I left the office that day with a different idea of what my career might look like.
In the months that followed, I went deeper. The technical hill was steeper than I had hoped, but the more I learnt, the more convinced I became that there was real opportunity here for a company, and not just a side project.
By the time 2024 rolled around, I had started talking to every dentist who would listen. What did they hate about their workflow? Where did AI actually fit, and where was it a solution in search of a problem?
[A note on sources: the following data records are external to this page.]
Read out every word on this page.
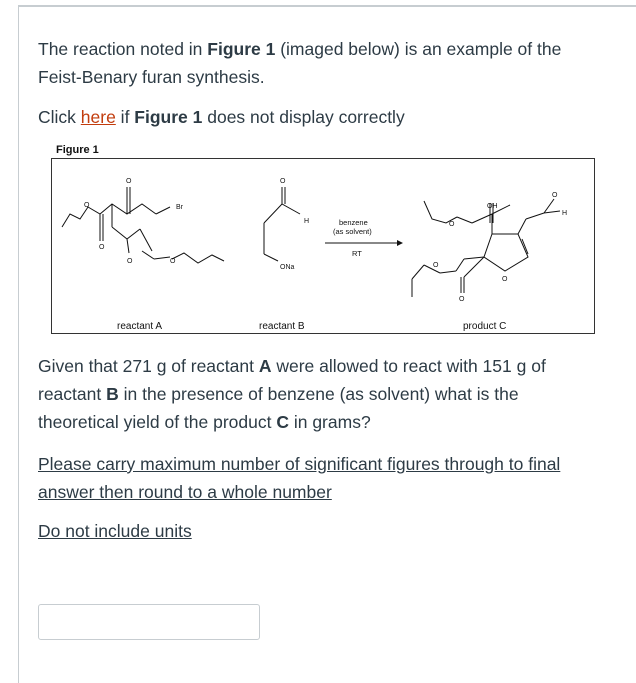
The reaction noted in Figure 1 (imaged below) is an example of the Feist-Benary furan synthesis.

Click here if Figure 1 does not display correctly

Figure 1
O
O
O
O	O
Br
O
H
ONa
benzene
(as solvent)
RT
O
OH
O
H
O
O
O
reactant A	reactant B	product C

Given that 271 g of reactant A were allowed to react with 151 g of reactant B in the presence of benzene (as solvent) what is the theoretical yield of the product C in grams?

Please carry maximum number of significant figures through to final answer then round to a whole number

Do not include units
I still wanted to pursue CBCT diagnosis, but the deeper I got, the more I saw the intermediary mountains: ethically acquiring training data, navigating regulatory approval, building clinician trust, and so on. None of these are reasons not to do it. They’re just reasons it can’t be your first move.
So I pivoted to something more tractable: a GenAI assisted dental referral program. I used this idea to apply to Y Combinator under the name Anthrodontics. While waiting for the results, I moved to Emerald, Queensland, to start my first job. Most new graduates take a metro job, ease in, and enjoy their evenings. I went bush, treated patients all day, and tried to build a startup at night.
In May 2025, I relocated to Sydney to pursue the idea more seriously. After a year of ruminating, attending dental AI seminars and conferences, and drawing on experience from the industry, I think I finally got it.
It’s been four years since I first started imagining this future, and it has been, by every honest measure, a rollercoaster. I’ve had quite possibly the most unconventional new grad experience of anyone in my cohort: moving twice in less than a year, moonlighting as a self-taught programmer,, trying to imagine what the future of dental AI will look like.
Would I do it again?
Probably not.
The romantic answer would be of course, in a heartbeat. But the truthful answer is that the cost has been real. Friendships lost, weekends evaporated, a clinical career that has taken a back seat to a startup that may or may not work. The look of awe from that radiologist set me on a path I didn’t fully understand the price of.
So here’s my parting advice, equal parts sincere and tongue-in-cheek: the next time someone gives you a look of awe and respect, ignore the call.
You probably won’t. I didn’t.
But at least you’ll have been warned.